Figure 2. Ideal sequence of events to culminate in a FAIR Data and Process Environment in a perfect world. Unfortunately, we do not live in a perfect world, and therefore pragmatic, fit-for-your-organization approaches become paramount.

It is worthwhile to emphasize again that your data is one of the most important assets for your organization. You make significant investments in time and money and your scientists work very hard to generate and/or gather the significant and relevant data needed to assemble the institutional information and knowledge required for your business to thrive.

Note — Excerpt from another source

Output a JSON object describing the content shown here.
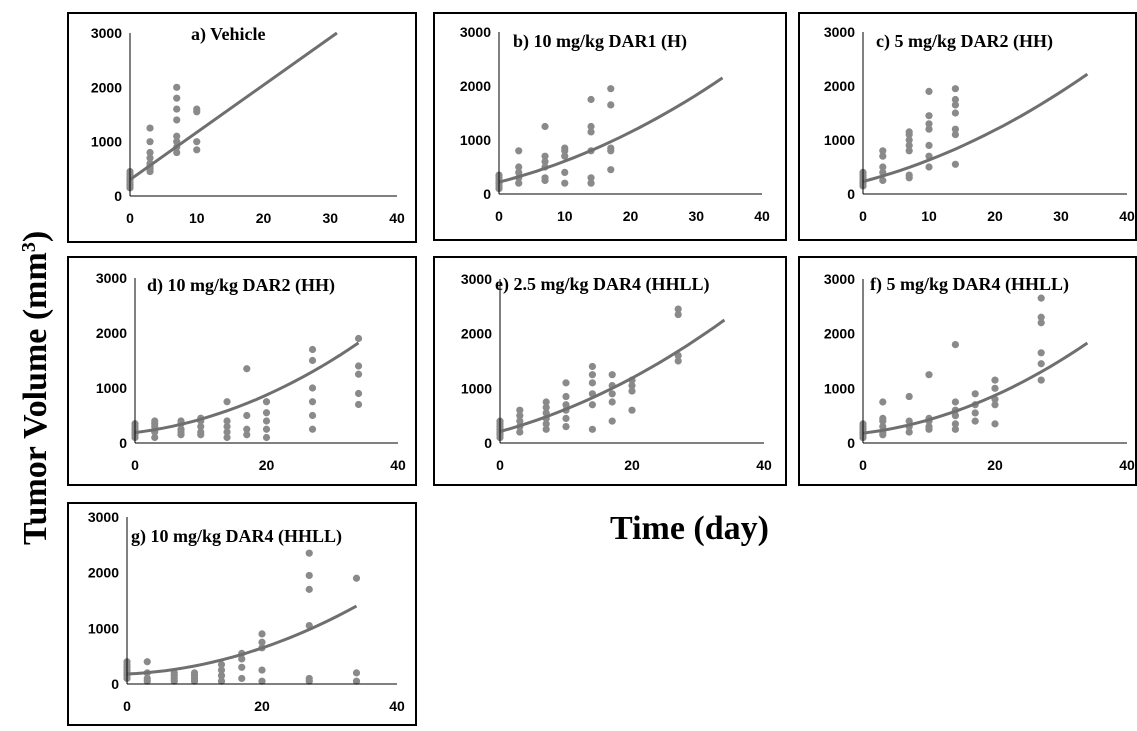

Figure 3 illustrates the key points of omics data integration and the infrastructure and mindset required to achieve optimal use of your data.

Figure 3. There is no need to learn lessons the hard way if you invest in the right tools and training for your organization.

Based on the February/March 2020 survey that we conducted with multi-omics personas, scientists/researchers/informaticians/IT, primarily from the biopharmaceutical industry, we found that researchers are struggling with their Omics data6,7. Quality, Storage, Data and Process FAIR Compliance, Integration, and Analysis topped the list.

“Beyond infrastructure (i.e., addressing basic storage needs), two critical challenges coming out of our survey were Data Integration and FAIR Compliance, highlighting the need for systems that can address agile data management and effective data mining.”

Our experience has also taught us, and it pains us to say this, that many of the “data lake” implementations are just not cutting it. They are simply not FAIR compliant and are causing unneeded grief for those who need the data the most as part of their daily jobs. Figure 4 nicely makes this point if you are a fisherman (or a data scientist).